Stage 2 Appeal (POPLA/IAS)
Summary
Stage 2 is the independent appeal that follows an unsuccessful Stage 1 (operator-level) challenge. Depending on which trade body accredits your operator, Stage 2 goes to POPLA (Parking on Private Land Appeals, for BPA members) or IAS (Independent Appeals Service, for IPC members). Both are independent of the operators they adjudicate. The POPLA adjudicator's decision is binding on the operator; a motorist can reject the POPLA decision and still defend in court. The stage 2 appeal must be made within 28 days of receiving the operator rejection letter, and the POPLA verification code or IAS reference from that letter is required to file.
POPLA vs IAS — the two Stage 2 services
POPLA (Parking on Private Land Appeals) handles Stage 2 appeals for BPA-accredited operators. It is administered by Ombudsman Services under contract to the BPA. IAS (Independent Appeals Service) handles Stage 2 appeals for IPC-accredited operators. Both services use adjudicators who review written submissions from the motorist and the operator. Hearings are paper-based — there is no oral hearing. Adjudicators apply the relevant Code of Practice, POFA 2012, and contract law. The process is free to motorists.
What Stage 2 adjudicators consider
Adjudicators assess whether the operator has established that: (1) there was a contract with the driver; (2) the contract was breached; (3) the charge is lawful and proportionate; and (4) the POFA procedure (for keeper claims) was correctly followed. They also apply the relevant Code of Practice — a clear Code violation (inadequate signage, failure to observe consideration period, inadequate ANPR records) can lead to an upheld appeal. Adjudicators are not bound by the operator's internal reasoning — they make their own assessment of the evidence.
POPLA decisions bind the operator, not the motorist
If POPLA decides against you, the charge is not automatically enforceable as a judgment — the operator must still issue county court proceedings if you refuse to pay. A motorist who loses at POPLA can still defend in court on the same or new grounds. The POPLA decision is admissible evidence but not binding on a court. This asymmetry matters: operators are bound to honour POPLA decisions in your favour; you are not compelled to pay simply because POPLA dismissed your appeal.
How to prepare a Stage 2 submission
- ✓Obtain the POPLA verification code or IAS reference from the operator's rejection letter — you need this to file.

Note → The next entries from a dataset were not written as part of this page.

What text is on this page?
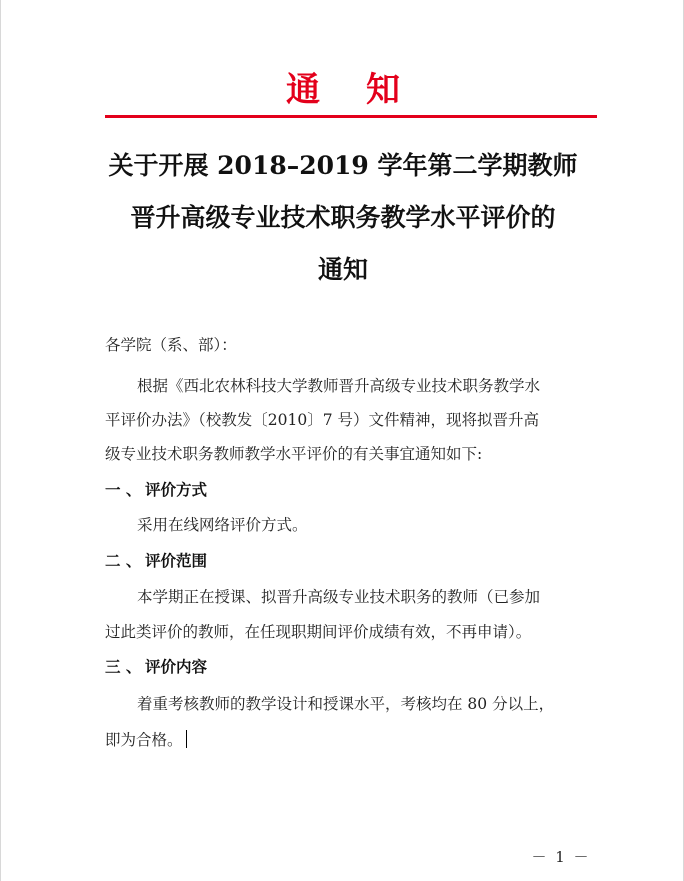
通知
关于开展 2018–2019 学年第二学期教师
晋升高级专业技术职务教学水平评价的
通知
各学院（系、部）：
根据《西北农林科技大学教师晋升高级专业技术职务教学水
平评价办法》（校教发〔2010〕7 号）文件精神，现将拟晋升高
级专业技术职务教师教学水平评价的有关事宜通知如下:
一 、 评价方式
采用在线网络评价方式。
二 、 评价范围
本学期正在授课、拟晋升高级专业技术职务的教师（已参加
过此类评价的教师，在任现职期间评价成绩有效，不再申请）。
三 、 评价内容
着重考核教师的教学设计和授课水平，考核均在 80 分以上，
即为合格。
－ 1 －
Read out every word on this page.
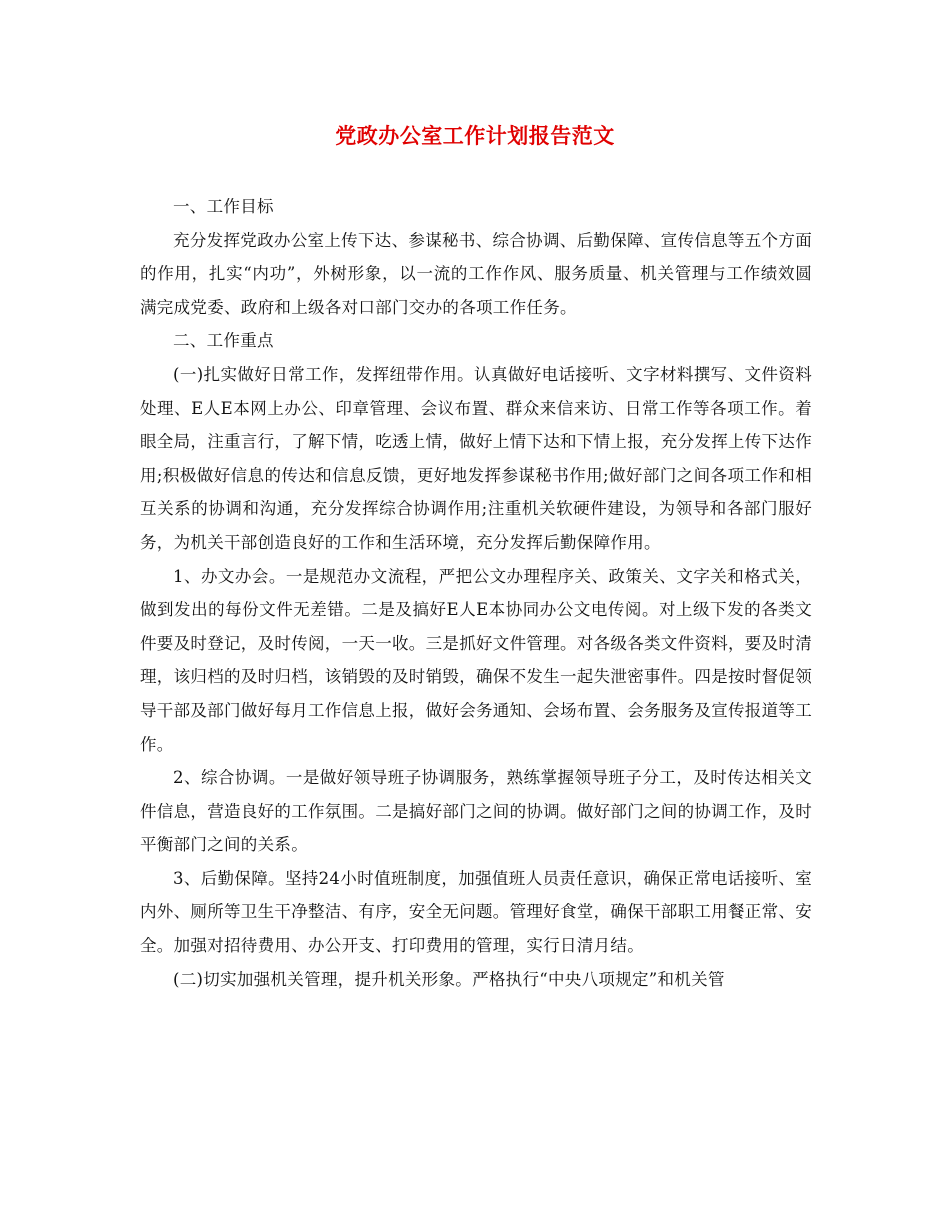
党政办公室工作计划报告范文

一、工作目标

充分发挥党政办公室上传下达、参谋秘书、综合协调、后勤保障、宣传信息等五个方面的作用，扎实“内功”，外树形象，以一流的工作作风、服务质量、机关管理与工作绩效圆满完成党委、政府和上级各对口部门交办的各项工作任务。

二、工作重点

(一)扎实做好日常工作，发挥纽带作用。认真做好电话接听、文字材料撰写、文件资料处理、E人E本网上办公、印章管理、会议布置、群众来信来访、日常工作等各项工作。着眼全局，注重言行，了解下情，吃透上情，做好上情下达和下情上报，充分发挥上传下达作用;积极做好信息的传达和信息反馈，更好地发挥参谋秘书作用;做好部门之间各项工作和相互关系的协调和沟通，充分发挥综合协调作用;注重机关软硬件建设，为领导和各部门服好务，为机关干部创造良好的工作和生活环境，充分发挥后勤保障作用。

1、办文办会。一是规范办文流程，严把公文办理程序关、政策关、文字关和格式关，做到发出的每份文件无差错。二是及搞好E人E本协同办公文电传阅。对上级下发的各类文件要及时登记，及时传阅，一天一收。三是抓好文件管理。对各级各类文件资料，要及时清理，该归档的及时归档，该销毁的及时销毁，确保不发生一起失泄密事件。四是按时督促领导干部及部门做好每月工作信息上报，做好会务通知、会场布置、会务服务及宣传报道等工作。

2、综合协调。一是做好领导班子协调服务，熟练掌握领导班子分工，及时传达相关文件信息，营造良好的工作氛围。二是搞好部门之间的协调。做好部门之间的协调工作，及时平衡部门之间的关系。

3、后勤保障。坚持24小时值班制度，加强值班人员责任意识，确保正常电话接听、室内外、厕所等卫生干净整洁、有序，安全无问题。管理好食堂，确保干部职工用餐正常、安全。加强对招待费用、办公开支、打印费用的管理，实行日清月结。

(二)切实加强机关管理，提升机关形象。严格执行“中央八项规定”和机关管
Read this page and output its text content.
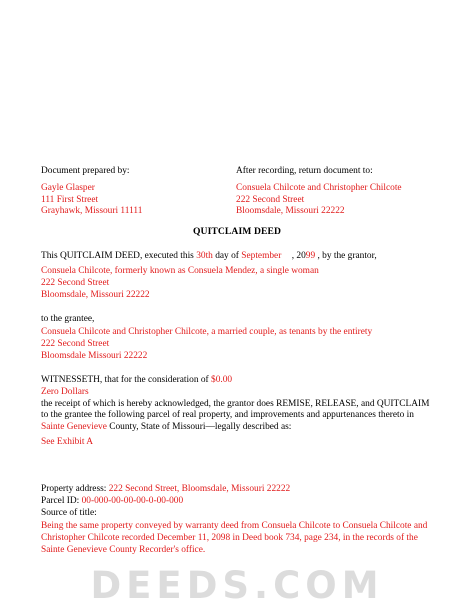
Document prepared by:
Gayle Glasper
111 First Street
Grayhawk, Missouri 11111
After recording, return document to:
Consuela Chilcote and Christopher Chilcote
222 Second Street
Bloomsdale, Missouri 22222
QUITCLAIM DEED
This QUITCLAIM DEED, executed this 30th day of September , 2099 , by the grantor,
Consuela Chilcote, formerly known as Consuela Mendez, a single woman
222 Second Street
Bloomsdale, Missouri 22222
to the grantee,
Consuela Chilcote and Christopher Chilcote, a married couple, as tenants by the entirety
222 Second Street
Bloomsdale Missouri 22222
WITNESSETH, that for the consideration of $0.00
Zero Dollars
the receipt of which is hereby acknowledged, the grantor does REMISE, RELEASE, and QUITCLAIM
to the grantee the following parcel of real property, and improvements and appurtenances thereto in
Sainte Genevieve County, State of Missouri—legally described as:
See Exhibit A
Property address: 222 Second Street, Bloomsdale, Missouri 22222
Parcel ID: 00-000-00-00-00-0-00-000
Source of title:
Being the same property conveyed by warranty deed from Consuela Chilcote to Consuela Chilcote and
Christopher Chilcote recorded December 11, 2098 in Deed book 734, page 234, in the records of the
Sainte Genevieve County Recorder's office.
DEEDS.COM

- ✓Submit within 28 days of the rejection letter — the deadline is strict.
- ✓Write separate sections for each ground: signage, POFA compliance, ANPR accuracy, excessive charge, genuine customer.
- ✓Attach all photographic evidence, the original charge notice, the Stage 1 rejection letter, and any receipts or timestamps.

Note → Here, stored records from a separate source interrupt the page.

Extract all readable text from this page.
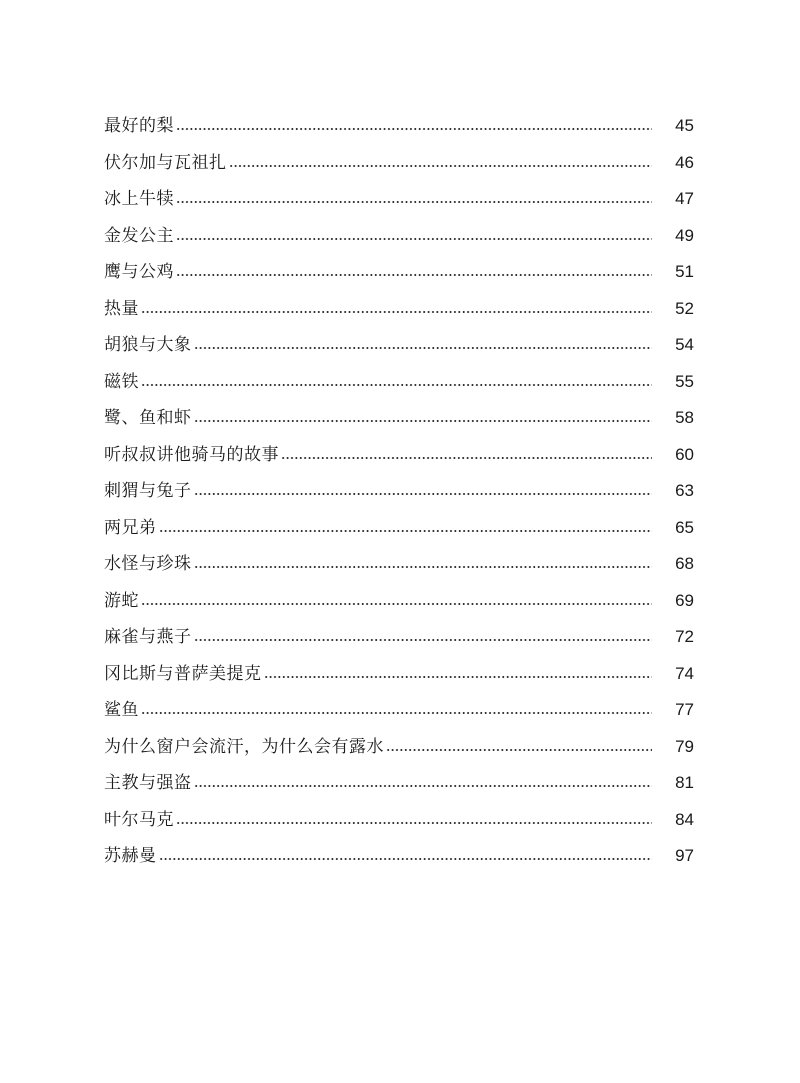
最好的梨	45
伏尔加与瓦祖扎	46
冰上牛犊	47
金发公主	49
鹰与公鸡	51
热量	52
胡狼与大象	54
磁铁	55
鹭、鱼和虾	58
听叔叔讲他骑马的故事	60
刺猬与兔子	63
两兄弟	65
水怪与珍珠	68
游蛇	69
麻雀与燕子	72
冈比斯与普萨美提克	74
鲨鱼	77
为什么窗户会流汗，为什么会有露水	79
主教与强盗	81
叶尔马克	84
苏赫曼	97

- ✓Reference specific Code of Practice sections and POFA paragraphs — adjudicators respond to cited legal authority.
Sources
- BPA Code of Practice 2023, Section 22 — POPLA process
- IPC Code of Practice 2023, Section 18 — IAS process
- Parking (Code of Practice) Act 2019
Frequently Asked Questions
- Is POPLA the same as a court?
- No. POPLA and IAS are independent alternative dispute resolution services, not courts. They are not part of the judicial system. Their decisions are not court judgments and cannot be enforced as such. If you lose at POPLA, the operator must issue county court proceedings and obtain a judgment to enforce the charge.
- What happens if I miss the Stage 2 deadline?
- If you miss the 28-day Stage 2 deadline, you lose access to the independent appeal service. The operator can then pursue the charge without the POPLA/IAS step. You would need to defend in county court if the operator issues proceedings. Some operators allow late POPLA submissions in exceptional circumstances — contact POPLA or IAS directly to ask.
- Can the operator appeal a POPLA decision in my favour?
- No. POPLA decisions in favour of the motorist are binding on the operator — the operator cannot appeal a finding that upholds the motorist's case. The charge must be cancelled. If the operator refuses to cancel after a POPLA decision in your favour, report this to the BPA immediately, as it is a breach of the operator's Code of Practice obligations.